What are Types of Session Hijacking ?

Session Hijacking is a Hacking Technique. In this, the hackers (the one who perform hacking) gain the access of a target’s computer or online account and exploit the whole web session control mechanism. This is done by taking over an active TCP/IP communication session by performing illegal actions on a protected network. Normally, the web sessions are managed by the session token. The Session Hijacker has access over everything which the actual user has. For Example, shopping in an online store or paying your electricity bills, the session hijackers attack over web browsers or web application sessions.

 

Types of Session Hijacking:

Session Hijacking is of Three types: 

1. Active Session Hijacking : An Active Session Hijacking occurs when the attacker takes control over the active session. The actual user of the network becomes in offline mode, and the attacker acts as the authorized user. They can also take control over the communication between the client and the server. To cause an interrupt in the communication between client and server, the attackers send massive traffic to attack a valid session and cause a denial of service attack(DoS).
2. Passive Session Hijacking : In Passive Session Hijacking, instead of controlling the overall session of a network of targeted user, the attacker monitors the communication between a user and a server. The main motive of the hacker is to listen to all the data and record it for the future use. Basically, it steals the exchanged information and use for irrelevant activity. This is also a kind of man-in-middle attack (as the attacker is in between the client and the server exchanging information.  
3. Hybrid Hijacking : The combination of Active Session Hijacking and Passive Session Hijacking is referred to as Hybrid Hijacking. In this the attackers monitors the communication channel (the network traffic), whenever they find the issue, they take over the control on the web session and fulfill their malicious tasks.

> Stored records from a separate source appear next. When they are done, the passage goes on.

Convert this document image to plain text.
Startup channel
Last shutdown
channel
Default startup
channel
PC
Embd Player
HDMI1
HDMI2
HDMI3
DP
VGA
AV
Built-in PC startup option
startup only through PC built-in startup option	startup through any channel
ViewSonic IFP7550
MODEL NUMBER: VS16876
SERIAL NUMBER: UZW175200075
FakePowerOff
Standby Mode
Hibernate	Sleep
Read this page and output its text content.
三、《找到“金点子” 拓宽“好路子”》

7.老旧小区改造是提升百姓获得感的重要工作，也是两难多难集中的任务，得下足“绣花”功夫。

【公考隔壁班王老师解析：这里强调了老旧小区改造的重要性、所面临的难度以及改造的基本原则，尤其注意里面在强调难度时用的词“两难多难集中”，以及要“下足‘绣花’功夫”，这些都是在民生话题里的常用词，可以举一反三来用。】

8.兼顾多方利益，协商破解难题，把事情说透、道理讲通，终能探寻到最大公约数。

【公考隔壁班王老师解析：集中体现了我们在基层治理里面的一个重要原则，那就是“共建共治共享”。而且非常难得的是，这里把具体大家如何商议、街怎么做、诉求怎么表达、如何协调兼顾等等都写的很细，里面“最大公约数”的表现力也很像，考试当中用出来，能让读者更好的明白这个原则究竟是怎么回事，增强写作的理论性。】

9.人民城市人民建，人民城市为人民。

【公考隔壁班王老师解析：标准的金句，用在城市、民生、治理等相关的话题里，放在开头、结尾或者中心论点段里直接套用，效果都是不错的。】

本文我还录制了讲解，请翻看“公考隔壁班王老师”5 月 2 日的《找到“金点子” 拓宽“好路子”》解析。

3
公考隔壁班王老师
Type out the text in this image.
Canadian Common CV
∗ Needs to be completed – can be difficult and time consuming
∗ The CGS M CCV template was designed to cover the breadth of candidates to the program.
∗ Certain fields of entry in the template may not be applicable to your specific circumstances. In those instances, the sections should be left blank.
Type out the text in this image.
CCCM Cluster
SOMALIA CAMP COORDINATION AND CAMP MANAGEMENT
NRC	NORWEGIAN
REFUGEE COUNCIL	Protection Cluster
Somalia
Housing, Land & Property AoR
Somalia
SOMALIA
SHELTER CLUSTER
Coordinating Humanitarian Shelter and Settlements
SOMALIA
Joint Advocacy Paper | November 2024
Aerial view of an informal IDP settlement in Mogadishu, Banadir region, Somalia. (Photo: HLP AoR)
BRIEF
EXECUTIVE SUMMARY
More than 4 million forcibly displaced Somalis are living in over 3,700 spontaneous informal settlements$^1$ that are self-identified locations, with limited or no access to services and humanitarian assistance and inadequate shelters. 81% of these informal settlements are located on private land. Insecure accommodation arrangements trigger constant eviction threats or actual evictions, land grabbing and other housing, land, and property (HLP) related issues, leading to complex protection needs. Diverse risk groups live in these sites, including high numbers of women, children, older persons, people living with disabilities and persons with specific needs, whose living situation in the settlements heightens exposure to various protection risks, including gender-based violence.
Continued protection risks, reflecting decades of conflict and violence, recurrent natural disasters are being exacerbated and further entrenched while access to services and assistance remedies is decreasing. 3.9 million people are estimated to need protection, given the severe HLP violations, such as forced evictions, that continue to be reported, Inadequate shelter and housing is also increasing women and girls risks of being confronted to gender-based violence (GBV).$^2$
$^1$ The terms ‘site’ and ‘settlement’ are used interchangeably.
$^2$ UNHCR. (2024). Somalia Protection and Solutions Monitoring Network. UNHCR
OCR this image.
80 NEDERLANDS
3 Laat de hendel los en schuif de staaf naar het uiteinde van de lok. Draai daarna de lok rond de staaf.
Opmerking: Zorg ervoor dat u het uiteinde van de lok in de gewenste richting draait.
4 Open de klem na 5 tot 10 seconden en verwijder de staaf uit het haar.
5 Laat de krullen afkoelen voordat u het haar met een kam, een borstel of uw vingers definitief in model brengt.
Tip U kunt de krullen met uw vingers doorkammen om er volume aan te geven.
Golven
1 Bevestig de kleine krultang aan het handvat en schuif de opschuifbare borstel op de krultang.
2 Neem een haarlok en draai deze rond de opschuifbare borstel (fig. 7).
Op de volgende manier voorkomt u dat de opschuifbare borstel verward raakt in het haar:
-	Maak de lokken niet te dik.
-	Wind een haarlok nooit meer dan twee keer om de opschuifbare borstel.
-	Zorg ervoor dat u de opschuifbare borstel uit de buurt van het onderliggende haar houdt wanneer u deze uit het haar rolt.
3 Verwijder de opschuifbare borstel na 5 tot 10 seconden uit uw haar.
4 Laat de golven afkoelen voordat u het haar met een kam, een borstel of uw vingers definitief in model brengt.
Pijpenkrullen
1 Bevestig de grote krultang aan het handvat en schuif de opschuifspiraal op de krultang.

To perform these all kinds of Session Hijacking attacks, the attackers use various methods. They have the choice to use a single method or more than one method simultaneously to perform Session Hijacking. Those methods are:

1. Brute-forcing the Session ID
2. Cross-Site Scripting (XSS) or Misdirected Trust
3. Man-in-the-browser
4. Malware infections
5. Session Fixation
6. Session side-jacking

These all Session Hijacking methods can be elaborated as:

1. Brute-forcing the Session ID : As the name suggests, the attack user uses guessing and trial method to find Session ID depending on its length.  This is due to lack of security and shorter length. The introduction of a strong and long session key made this method increase in a slow rate. 
2. Cross-Site Scripting (XSS) or Misdirected Trust :  In Cross-Site-Scripting, the attacker tries to find out the flaws and the weak point in the web server and injects its code into that. This activity of the attacker will help the attacker to find out the Session ID.
3. Man-in-the-browser : Man-in-the-browser uses a Trojan Horse (program that uses malicious code) to perform its required action. The attacker puts themselves in the communication channel of a server and a client. The main purpose of performing this attacks by the attacker is to cause financial fraud.
4.  Malware infections :  In Malware Infections, attacker can deceive the user to open a link that is a malware or Trojans program which will install the malicious software in the device. These are programmed to steal the browser cookies without the user’s knowledge. 
5. Session Fixation : Attackers create a duplicate or another disguised session in Session Fixation. It simply motivates or trick the user into authenticating the vulnerable server. This can be done by sending an email to the user, which on clicking directs to the attacker session.
6.  Session side-jacking : In Session side-jacking, the attackers tries to get access over a session using the network traffic. This becomes easy when the user is using an insecure Wi-Fi. The reading of network traffic and stealing of session cookie is done by packet sniffing. Packet Sniffing is a technique by which the data flowing across a network is observed.